Gospel according to who?
A startling conclusion I have come to from reading the Gospels is that what most Christians say the Gospel is is something very foreign to the historical gospel demonstrated in the New Testament works with Gospel as their title. Jesus was born and he did die, yes. But like every other human, his life was more than a beginning and end.
What did Jesus dedicate himself to?
What was his vision and mission?
If one uses the new Testament, and particularly the Gospels, to answer these questions one will find a Good News containing more than individual salvation and forgiveness, more than atonement and a promised entry into heaven upon one's death, more than what most Churches in our culture preach it is.
The Gospel is the Good News of the Kingdom, that it has come in Jesus and that we are apart of its glorious victory.

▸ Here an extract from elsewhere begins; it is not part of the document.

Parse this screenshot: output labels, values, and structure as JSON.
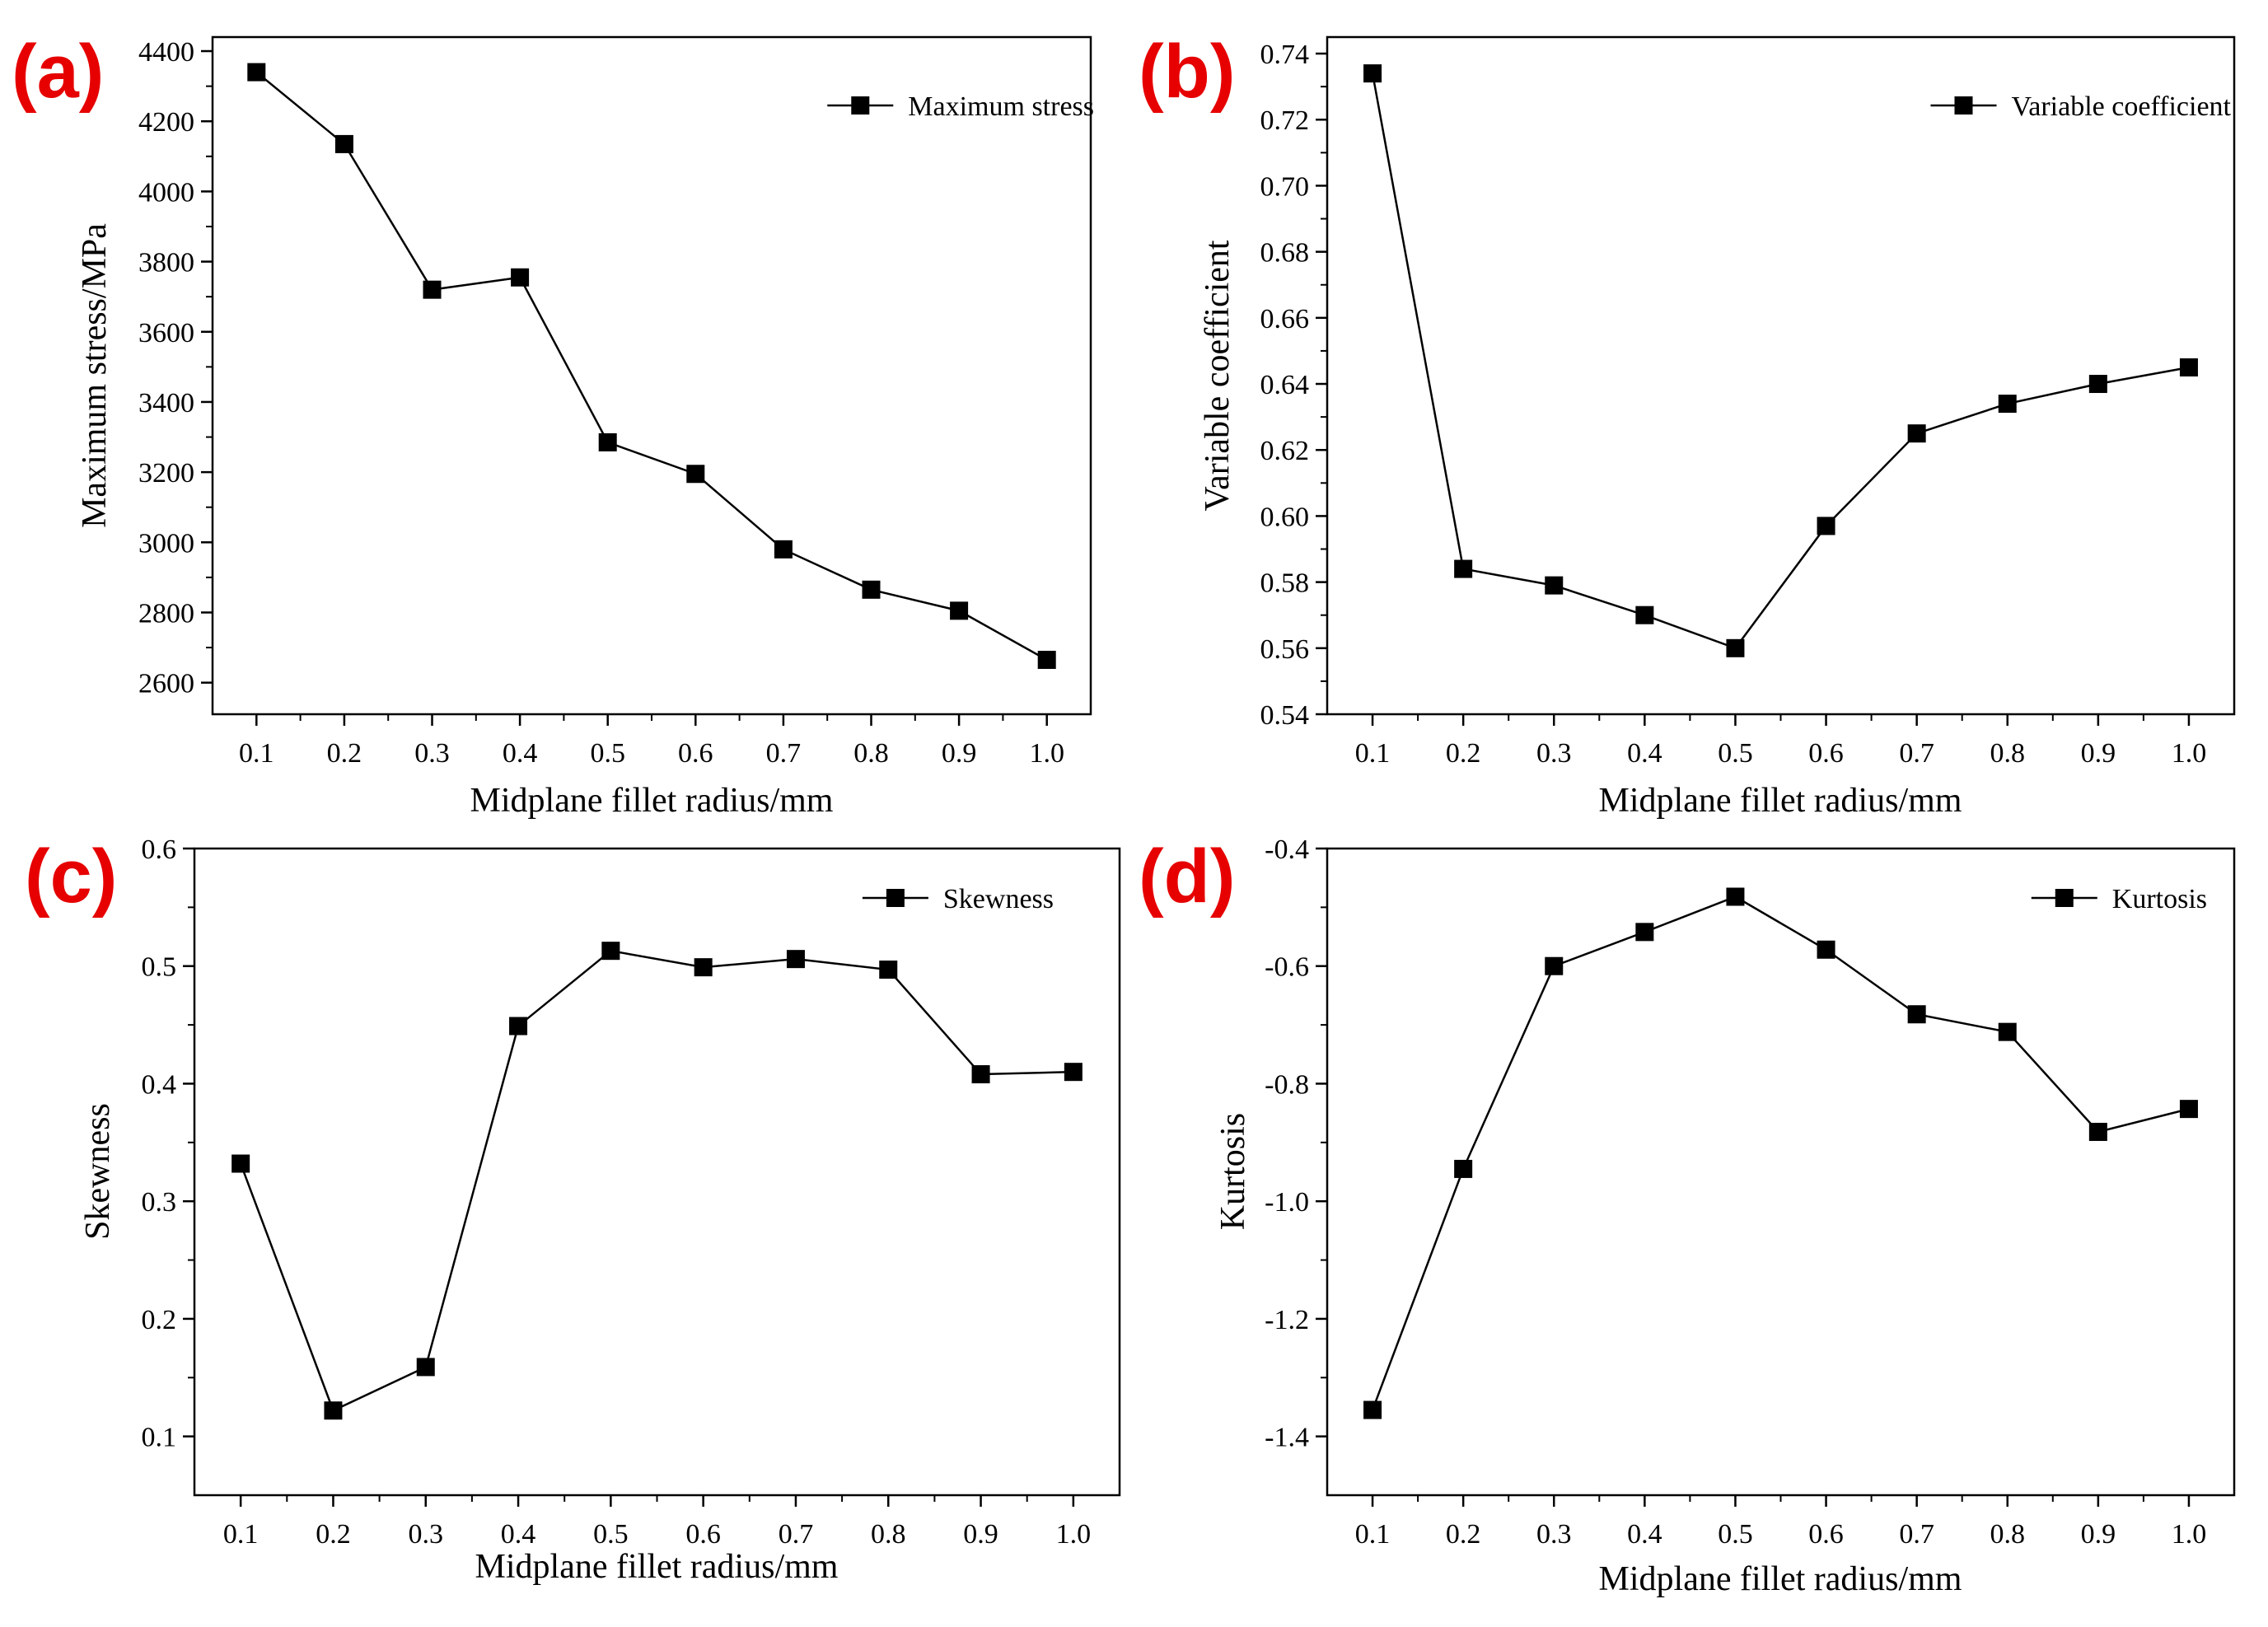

The Cross is the great climax of history where Jesus claimed victory over sin and death and secured for himself a people. Not a people for a heavenly afterlife however. Through his death Jesus exodused a people out of darkness so that they could continue his movement of bringing light to a broken world until He returns bringing a consummated Kingdom of God to earth - where "He will wipe every tear from their eyes. There will be no more death’or mourning or crying or pain, for the old order of things has passed away” (Rev. 21:4).
We, his eternally blood-bought people, are bought and purchased for the good works of the kingdom (Ephesians 2:10). It is our prayer that Grace Church of Dunedin will be a people conscious of our identity as the community of the Kingdom, a community bringing the good news to Dunedin and surrounding communities.